Error making pdf searchable when using aspose with tesseract

mike1986 · June 20, 2018, 2:51pm

According example provided in apose doc, i’m making searchable pdf with aspose and tesseract but when i’m using my app on some computer i have probleme to render accented characters.

the charset on pc having trouble to render accented is windows-1252
and on running computer is utf-8.

imran.rafique · June 20, 2018, 7:21pm

@mike1986,

Please send all details of the scenario, including source PDF, code and call stack of the error. We will investigate your scenario in our environment, and share our findings with you.
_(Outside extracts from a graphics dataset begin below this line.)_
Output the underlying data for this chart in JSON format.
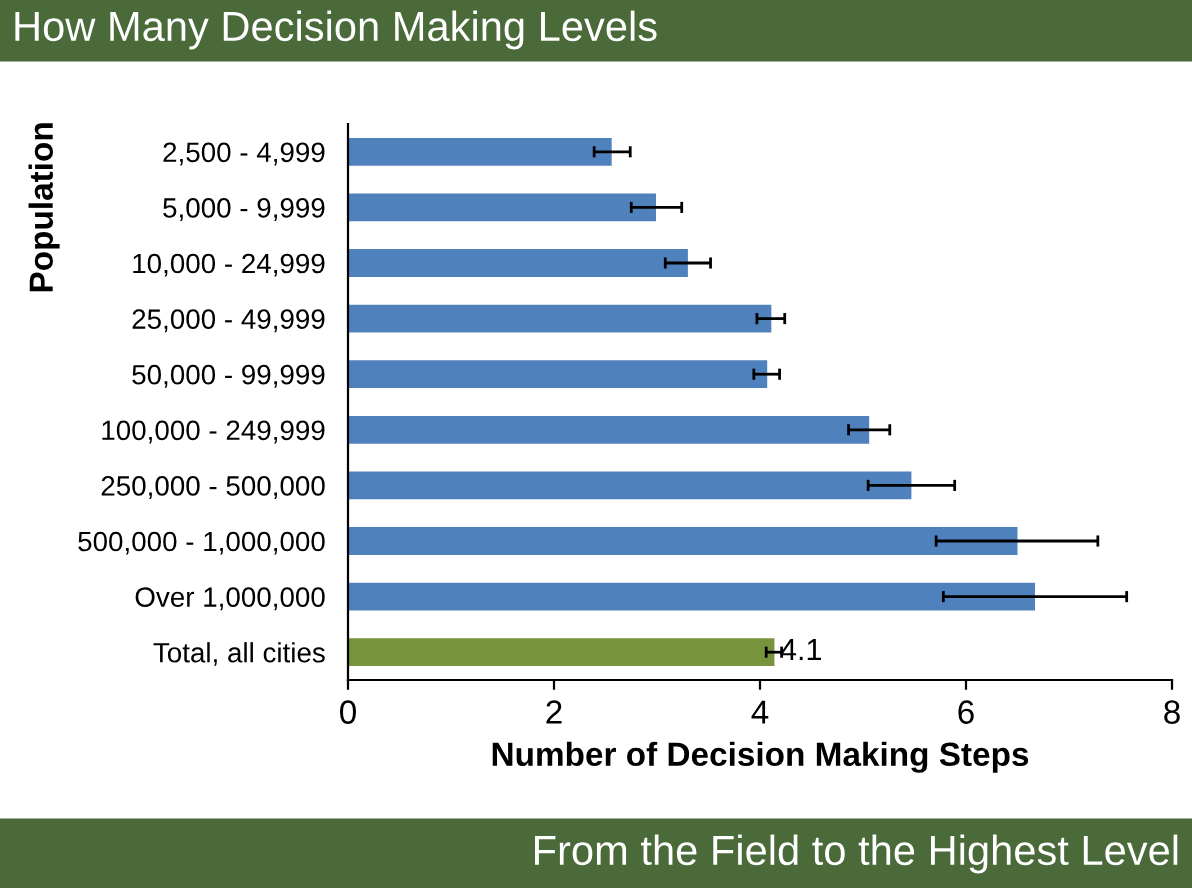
{
  "chart_data": {
    "type": "bar",
    "orientation": "horizontal",
    "title": "How Many Decision Making Levels",
    "xlabel": "Number of Decision Making Steps",
    "ylabel": "Population",
    "categories": [
      "2,500 - 4,999",
      "5,000 - 9,999",
      "10,000 - 24,999",
      "25,000 - 49,999",
      "50,000 - 99,999",
      "100,000 - 249,999",
      "250,000 - 500,000",
      "500,000 - 1,000,000",
      "Over 1,000,000",
      "Total, all cities"
    ],
    "values": [
      2.56,
      2.99,
      3.3,
      4.11,
      4.07,
      5.06,
      5.47,
      6.5,
      6.67,
      4.14
    ],
    "colors": [
      "#4f81bd",
      "#4f81bd",
      "#4f81bd",
      "#4f81bd",
      "#4f81bd",
      "#4f81bd",
      "#4f81bd",
      "#4f81bd",
      "#4f81bd",
      "#77933c"
    ],
    "errors": [
      [
        2.39,
        2.74
      ],
      [
        2.75,
        3.24
      ],
      [
        3.08,
        3.52
      ],
      [
        3.97,
        4.24
      ],
      [
        3.94,
        4.19
      ],
      [
        4.86,
        5.26
      ],
      [
        5.05,
        5.89
      ],
      [
        5.71,
        7.28
      ],
      [
        5.78,
        7.56
      ],
      [
        4.06,
        4.21
      ]
    ],
    "value_labels": [
      null,
      null,
      null,
      null,
      null,
      null,
      null,
      null,
      null,
      "4.1"
    ],
    "xlim": [
      0,
      8
    ],
    "xticks": [
      0,
      2,
      4,
      6,
      8
    ],
    "grid": false,
    "legend": false,
    "annotations": [
      "From the Field to the Highest Level"
    ]
  }
}
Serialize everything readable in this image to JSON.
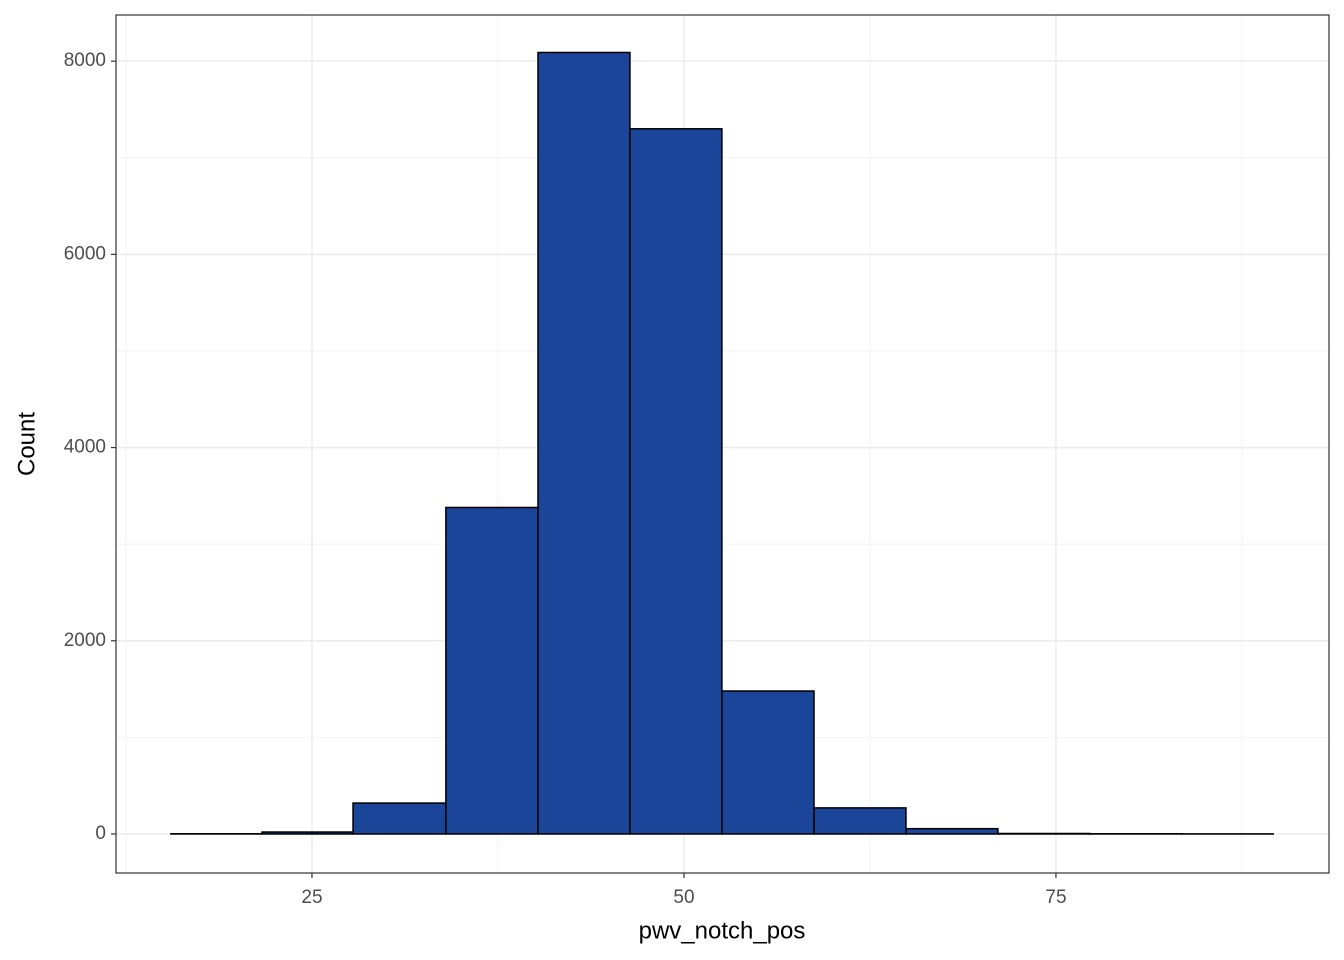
{
  "chart_data": {
    "type": "histogram",
    "x_label": "pwv_notch_pos",
    "y_label": "Count",
    "bins": [
      15.52,
      21.64,
      27.76,
      34.0,
      40.19,
      46.37,
      52.55,
      58.74,
      64.92,
      71.1,
      77.28,
      83.47,
      89.6
    ],
    "values": [
      2,
      20,
      320,
      3380,
      8090,
      7300,
      1480,
      270,
      55,
      5,
      2,
      1
    ],
    "color": "#1a4599",
    "edge_color": "#000000",
    "xlim": [
      11.83,
      93.35
    ],
    "xticks": [
      25,
      50,
      75
    ],
    "ylim": [
      -404,
      8478
    ],
    "yticks": [
      0,
      2000,
      4000,
      6000,
      8000
    ],
    "grid": true
  }
}
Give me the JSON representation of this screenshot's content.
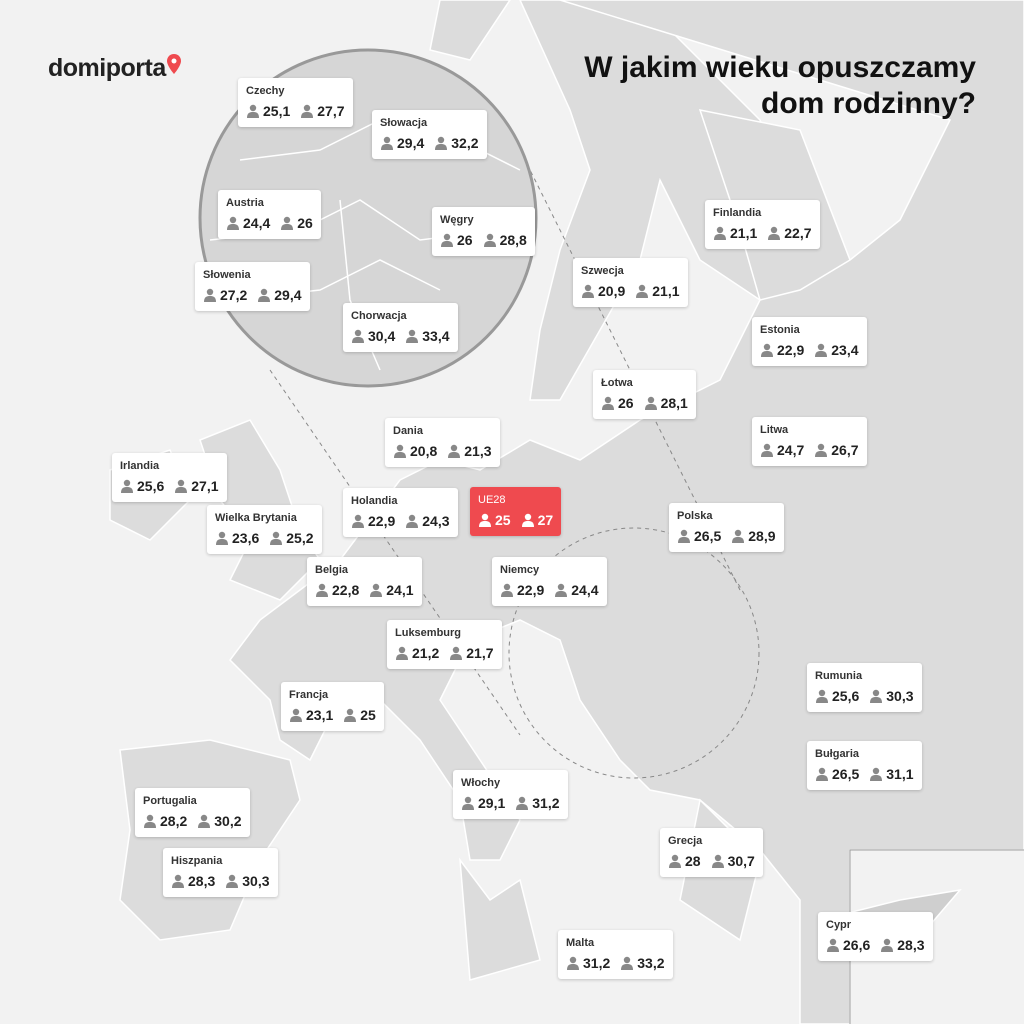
{
  "header": {
    "logo": "domiporta",
    "title_lines": [
      "W jakim wieku opuszczamy",
      "dom rodzinny?"
    ]
  },
  "labels": [
    {
      "name": "Czechy",
      "values": [
        "25,1",
        "27,7"
      ]
    },
    {
      "name": "Słowacja",
      "values": [
        "29,4",
        "32,2"
      ]
    },
    {
      "name": "Austria",
      "values": [
        "24,4",
        "26"
      ]
    },
    {
      "name": "Węgry",
      "values": [
        "26",
        "28,8"
      ]
    },
    {
      "name": "Słowenia",
      "values": [
        "27,2",
        "29,4"
      ]
    },
    {
      "name": "Chorwacja",
      "values": [
        "30,4",
        "33,4"
      ]
    },
    {
      "name": "Finlandia",
      "values": [
        "21,1",
        "22,7"
      ]
    },
    {
      "name": "Szwecja",
      "values": [
        "20,9",
        "21,1"
      ]
    },
    {
      "name": "Estonia",
      "values": [
        "22,9",
        "23,4"
      ]
    },
    {
      "name": "Łotwa",
      "values": [
        "26",
        "28,1"
      ]
    },
    {
      "name": "Dania",
      "values": [
        "20,8",
        "21,3"
      ]
    },
    {
      "name": "Litwa",
      "values": [
        "24,7",
        "26,7"
      ]
    },
    {
      "name": "Irlandia",
      "values": [
        "25,6",
        "27,1"
      ]
    },
    {
      "name": "Holandia",
      "values": [
        "22,9",
        "24,3"
      ]
    },
    {
      "name": "UE28",
      "values": [
        "25",
        "27"
      ]
    },
    {
      "name": "Wielka Brytania",
      "values": [
        "23,6",
        "25,2"
      ]
    },
    {
      "name": "Polska",
      "values": [
        "26,5",
        "28,9"
      ]
    },
    {
      "name": "Belgia",
      "values": [
        "22,8",
        "24,1"
      ]
    },
    {
      "name": "Niemcy",
      "values": [
        "22,9",
        "24,4"
      ]
    },
    {
      "name": "Luksemburg",
      "values": [
        "21,2",
        "21,7"
      ]
    },
    {
      "name": "Francja",
      "values": [
        "23,1",
        "25"
      ]
    },
    {
      "name": "Rumunia",
      "values": [
        "25,6",
        "30,3"
      ]
    },
    {
      "name": "Bułgaria",
      "values": [
        "26,5",
        "31,1"
      ]
    },
    {
      "name": "Włochy",
      "values": [
        "29,1",
        "31,2"
      ]
    },
    {
      "name": "Portugalia",
      "values": [
        "28,2",
        "30,2"
      ]
    },
    {
      "name": "Hiszpania",
      "values": [
        "28,3",
        "30,3"
      ]
    },
    {
      "name": "Grecja",
      "values": [
        "28",
        "30,7"
      ]
    },
    {
      "name": "Cypr",
      "values": [
        "26,6",
        "28,3"
      ]
    },
    {
      "name": "Malta",
      "values": [
        "31,2",
        "33,2"
      ]
    }
  ]
}
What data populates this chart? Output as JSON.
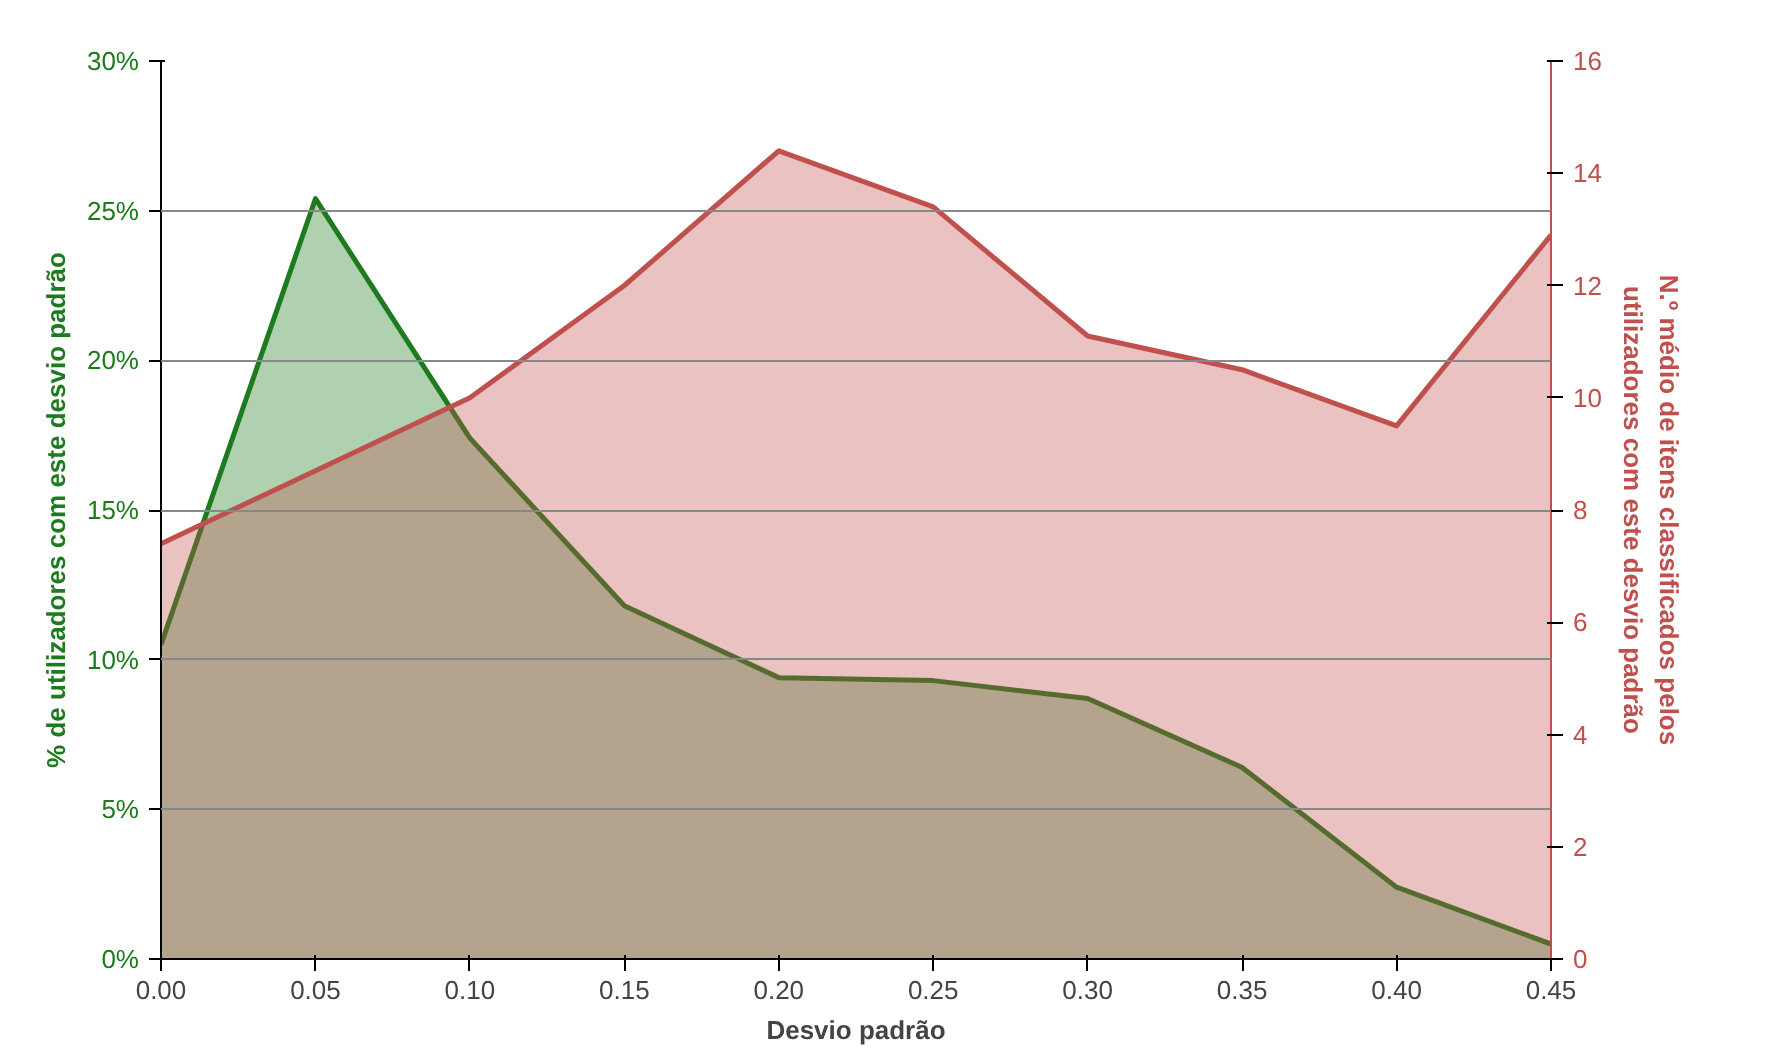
{
  "chart_data": {
    "type": "area",
    "xlabel": "Desvio padrão",
    "ylabel": "% de utilizadores com este desvio padrão",
    "y2label": "N.º médio de itens classificados pelos utilizadores com este desvio padrão",
    "x": [
      0.0,
      0.05,
      0.1,
      0.15,
      0.2,
      0.25,
      0.3,
      0.35,
      0.4,
      0.45
    ],
    "xlim": [
      0,
      0.45
    ],
    "xticks": [
      {
        "value": 0,
        "label": "0.00"
      },
      {
        "value": 0.05,
        "label": "0.05"
      },
      {
        "value": 0.1,
        "label": "0.10"
      },
      {
        "value": 0.15,
        "label": "0.15"
      },
      {
        "value": 0.2,
        "label": "0.20"
      },
      {
        "value": 0.25,
        "label": "0.25"
      },
      {
        "value": 0.3,
        "label": "0.30"
      },
      {
        "value": 0.35,
        "label": "0.35"
      },
      {
        "value": 0.4,
        "label": "0.40"
      },
      {
        "value": 0.45,
        "label": "0.45"
      }
    ],
    "ylim": [
      0,
      30
    ],
    "yticks": [
      {
        "value": 0,
        "label": "0%"
      },
      {
        "value": 5,
        "label": "5%"
      },
      {
        "value": 10,
        "label": "10%"
      },
      {
        "value": 15,
        "label": "15%"
      },
      {
        "value": 20,
        "label": "20%"
      },
      {
        "value": 25,
        "label": "25%"
      },
      {
        "value": 30,
        "label": "30%"
      }
    ],
    "y2lim": [
      0,
      16
    ],
    "y2ticks": [
      0,
      2,
      4,
      6,
      8,
      10,
      12,
      14,
      16
    ],
    "grid": "y",
    "series": [
      {
        "color": "#1e7a1e",
        "values": [
          10.5,
          25.4,
          17.4,
          11.8,
          9.4,
          9.3,
          8.7,
          6.4,
          2.4,
          0.5
        ]
      },
      {
        "color": "#c0504d",
        "axis": "y2",
        "values": [
          7.4,
          8.7,
          10.0,
          12.0,
          14.4,
          13.4,
          11.1,
          10.5,
          9.5,
          12.9
        ]
      }
    ]
  }
}
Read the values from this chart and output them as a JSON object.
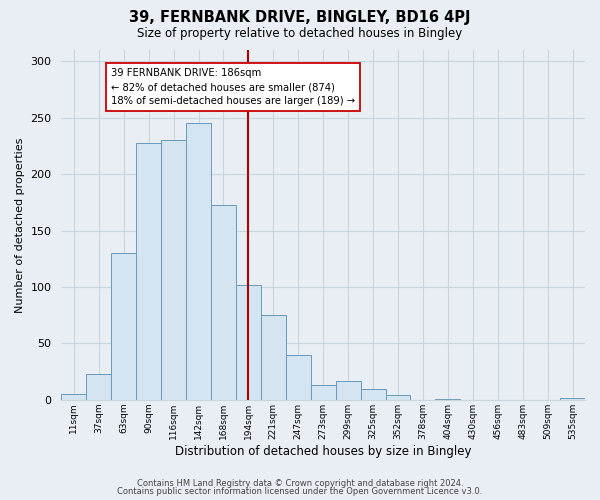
{
  "title": "39, FERNBANK DRIVE, BINGLEY, BD16 4PJ",
  "subtitle": "Size of property relative to detached houses in Bingley",
  "xlabel": "Distribution of detached houses by size in Bingley",
  "ylabel": "Number of detached properties",
  "bar_color": "#d4e4f0",
  "bar_edge_color": "#6699bb",
  "categories": [
    "11sqm",
    "37sqm",
    "63sqm",
    "90sqm",
    "116sqm",
    "142sqm",
    "168sqm",
    "194sqm",
    "221sqm",
    "247sqm",
    "273sqm",
    "299sqm",
    "325sqm",
    "352sqm",
    "378sqm",
    "404sqm",
    "430sqm",
    "456sqm",
    "483sqm",
    "509sqm",
    "535sqm"
  ],
  "values": [
    5,
    23,
    130,
    228,
    230,
    245,
    173,
    102,
    75,
    40,
    13,
    17,
    10,
    4,
    0,
    1,
    0,
    0,
    0,
    0,
    2
  ],
  "vline_x_index": 7,
  "vline_color": "#aa0000",
  "annotation_line1": "39 FERNBANK DRIVE: 186sqm",
  "annotation_line2": "← 82% of detached houses are smaller (874)",
  "annotation_line3": "18% of semi-detached houses are larger (189) →",
  "annotation_box_color": "white",
  "annotation_box_edge_color": "#cc0000",
  "ylim": [
    0,
    310
  ],
  "yticks": [
    0,
    50,
    100,
    150,
    200,
    250,
    300
  ],
  "footer1": "Contains HM Land Registry data © Crown copyright and database right 2024.",
  "footer2": "Contains public sector information licensed under the Open Government Licence v3.0.",
  "background_color": "#e8eef4",
  "grid_color": "#c8d4de"
}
mike1986 · June 21, 2018, 7:12am

            final Path temp= Files.createTempDirectory("testAspose"+Long.toString(System.nanoTime()));
            Document.CallBackGetHocr cbgh = new Document.CallBackGetHocr() {
                @Override
                public String invoke(java.awt.image.BufferedImage img){
                    File outputfile = new File(temp +"/" + "test.jpg");
                    try {
                        ImageIO.write(img, "jpg", outputfile);
                    } catch (IOException e1) {
                        e1.printStackTrace();
                    }
                    try {
                        java.lang.Process process = Runtime.getRuntime().exec("tesseract" + " " + temp +"/" + "test.jpg" + " " + temp +"/out.html" + " hocr -l fra+eng");
                        //System.out.println("tesseract" + " " + temp +"/" + "test.jpg" + " " + temp +"/" + " hocr");
                        process.waitFor();

                    } catch (IOException e) {
                        e.printStackTrace();
                    } catch (InterruptedException e) {
                        e.printStackTrace();
                    }
                    File file = new File(temp +"/" + "out.html.hocr");
                    StringBuilder fileContents = new StringBuilder((int) file.length());
                    Scanner scanner = null;
                    try {
                        scanner = new Scanner(file);
                        String lineSeparator = System.getProperty("line.separator");

                        while (scanner.hasNextLine()) {
                            fileContents.append(scanner.nextLine() + lineSeparator);
                        }
                    } catch (FileNotFoundException e) {
                        e.printStackTrace();
                    } finally {
                        if (scanner != null)
                            scanner.close();
                    }
                    return fileContents.toString();
                }
            };
            try {
                doc.convert(cbgh);
                doc.save(file.getPath());
            }
            catch (Exception e)
            {
                System.out.println("error");
                e.printStackTrace();
            }

So i h’ave no error return but when searching on pdf resulting of this code, accented characters are replaced by cabalistic signs. but other characters are ok. i will send you pdf in private message

imran.rafique · June 21, 2018, 4:05pm

@mike1986,

We have tested your scenario with the latest version 18.5 of Aspose.PDF for Java API, and the output PDF looks fine. This is the output PDF: Output.pdf (140.8 KB). Please review and let us know how that goes into your environment.

mike1986 · June 22, 2018, 8:14am

Thank you but and i have found a solution by adding -Dfile.encoding=UTF-8 to java option list

imran.rafique · June 22, 2018, 5:20pm

@mike1986,

It is nice to hear from you that the problem has been resolved. Please feel free to let us know whenever you need assistance.